Dopo l’istruttoria, il Comune ha depositato una relazione dalla quale emergeva che il nuovo PRG, approvato nel 2008, aveva disciplinato l’immobile con autonoma previsione. Il ricorrente ha quindi proposto motivi aggiunti avverso la deliberazione del 2008, l’art. 98 delle NTA e la zonizzazione. La causa è stata trattenuta in decisione.
La Motivazione della Corte
Il Collegio ricostruisce anzitutto il quadro normativo: la legge regionale n. 53 del 1974, poi abrogata, prevedeva l’individuazione consiliare degli immobili sparsi costituenti beni culturali e limitava gli interventi al consolidamento o al restauro. La successiva pianificazione del 2008 ha trasferito tale individuazione nella parte operativa del PRG, disciplinandola con l’art. 98 delle NTA.
Su questa base il Tribunale dichiara inammissibile il ricorso introduttivo. L’individuazione operata nel 2003 è stata definitivamente superata dallo strumento urbanistico del 2008, divenuto l’unica fonte della lesione lamentata. Il ricorrente era dunque privo di interesse a contestare la deliberazione ormai non più in vigore.

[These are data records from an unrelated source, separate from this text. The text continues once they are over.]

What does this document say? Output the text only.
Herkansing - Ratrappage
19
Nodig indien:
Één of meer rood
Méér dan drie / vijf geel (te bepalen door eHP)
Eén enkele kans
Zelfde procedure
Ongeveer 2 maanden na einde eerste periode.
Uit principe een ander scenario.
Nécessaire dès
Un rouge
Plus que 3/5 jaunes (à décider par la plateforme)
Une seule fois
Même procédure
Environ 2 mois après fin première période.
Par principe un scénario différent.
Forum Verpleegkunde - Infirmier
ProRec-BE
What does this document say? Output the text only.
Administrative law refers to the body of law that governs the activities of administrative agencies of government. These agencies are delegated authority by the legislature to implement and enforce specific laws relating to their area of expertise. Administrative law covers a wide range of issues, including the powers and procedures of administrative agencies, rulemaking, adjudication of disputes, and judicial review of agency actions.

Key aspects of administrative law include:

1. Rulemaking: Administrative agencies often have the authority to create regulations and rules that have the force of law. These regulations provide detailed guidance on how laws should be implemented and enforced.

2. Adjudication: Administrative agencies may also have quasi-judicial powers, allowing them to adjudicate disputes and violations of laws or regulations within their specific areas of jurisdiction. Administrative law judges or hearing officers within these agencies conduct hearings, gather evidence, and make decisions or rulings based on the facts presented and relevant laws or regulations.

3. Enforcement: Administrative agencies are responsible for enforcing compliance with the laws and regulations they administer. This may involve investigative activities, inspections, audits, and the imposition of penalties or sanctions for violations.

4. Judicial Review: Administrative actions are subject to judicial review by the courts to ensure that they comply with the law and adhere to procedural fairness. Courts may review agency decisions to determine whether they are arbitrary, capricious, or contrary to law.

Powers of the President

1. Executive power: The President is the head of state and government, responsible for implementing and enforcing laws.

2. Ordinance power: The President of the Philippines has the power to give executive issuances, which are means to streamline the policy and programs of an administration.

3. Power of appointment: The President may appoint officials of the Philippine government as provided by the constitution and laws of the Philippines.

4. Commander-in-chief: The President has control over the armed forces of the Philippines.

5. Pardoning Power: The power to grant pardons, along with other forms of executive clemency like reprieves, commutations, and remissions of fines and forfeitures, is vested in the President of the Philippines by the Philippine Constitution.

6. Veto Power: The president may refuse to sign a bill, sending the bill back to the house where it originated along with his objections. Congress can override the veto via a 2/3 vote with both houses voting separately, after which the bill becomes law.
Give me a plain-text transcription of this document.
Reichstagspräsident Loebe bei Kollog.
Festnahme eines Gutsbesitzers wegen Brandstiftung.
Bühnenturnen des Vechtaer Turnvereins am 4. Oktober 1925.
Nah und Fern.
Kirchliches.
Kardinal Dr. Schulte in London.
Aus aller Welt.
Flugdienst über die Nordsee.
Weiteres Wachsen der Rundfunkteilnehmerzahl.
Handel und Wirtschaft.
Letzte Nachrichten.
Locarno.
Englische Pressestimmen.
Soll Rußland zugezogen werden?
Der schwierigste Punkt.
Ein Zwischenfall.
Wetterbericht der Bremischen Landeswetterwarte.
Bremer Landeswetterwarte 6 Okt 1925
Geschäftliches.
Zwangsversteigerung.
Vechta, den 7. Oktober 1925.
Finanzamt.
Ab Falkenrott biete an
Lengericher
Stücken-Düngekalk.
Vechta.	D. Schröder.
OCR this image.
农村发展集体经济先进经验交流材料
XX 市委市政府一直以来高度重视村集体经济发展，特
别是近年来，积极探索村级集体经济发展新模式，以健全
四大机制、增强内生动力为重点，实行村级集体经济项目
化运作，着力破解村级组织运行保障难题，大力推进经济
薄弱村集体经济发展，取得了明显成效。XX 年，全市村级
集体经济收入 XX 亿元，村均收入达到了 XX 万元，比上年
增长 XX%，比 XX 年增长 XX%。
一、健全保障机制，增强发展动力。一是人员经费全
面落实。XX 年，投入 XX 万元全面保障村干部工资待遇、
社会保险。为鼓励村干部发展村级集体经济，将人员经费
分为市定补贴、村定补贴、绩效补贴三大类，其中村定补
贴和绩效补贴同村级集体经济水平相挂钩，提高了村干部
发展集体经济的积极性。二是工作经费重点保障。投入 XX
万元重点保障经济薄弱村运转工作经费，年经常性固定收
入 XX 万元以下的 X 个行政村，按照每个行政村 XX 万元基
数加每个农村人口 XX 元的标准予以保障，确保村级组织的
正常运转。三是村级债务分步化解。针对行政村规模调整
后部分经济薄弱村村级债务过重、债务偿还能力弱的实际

Non convince la tesi dell’effetto automatico dell’annullamento: secondo i principi richiamati (Cons. Stato n. 4786 del 2024), la sopravvenienza di una nuova disciplina urbanistica integralmente sostitutiva fa venir meno l’interesse a discutere la precedente, anche se riproduttiva. Il nuovo piano ha determinato la novazione delle previsioni, abrogandole, senza alcun effetto caducante.
Quanto ai motivi aggiunti, il Collegio ne afferma l’irricevibilità. Il ricorrente ha interesse a contestare non solo la classificazione, ma anche la disciplina delle trasformazioni: la classificazione incide immediatamente sul diritto di proprietà, conformandolo, e le previsioni di dettaglio si legano all’inclusione tra i beni culturali sparsi. Tuttavia, le prescrizioni che stabiliscono in via immediata le potenzialità di utilizzo esigono immediata impugnativa entro il termine decadenziale dalla pubblicazione (richiamate Cons. Stato n. 1955 del 2014, Cons. Stato n. 5915 del 2025). Il PRG risale al dicembre 2008 ed era da lungo tempo conoscibile; l’impugnazione intervenuta nel 2025 è tardiva, ai sensi dell’art. 35, comma 1, lett. a), cod. proc. amm.
La contestazione della relazione comunale è infine improcedibile per l’esito del gravame e, comunque, inammissibile, essendo rivolta contro un atto elaborato in esecuzione dell’incombente istruttorio e privo di valenza lesiva. Le spese sono compensate in parte, con condanna del ricorrente per la restante parte.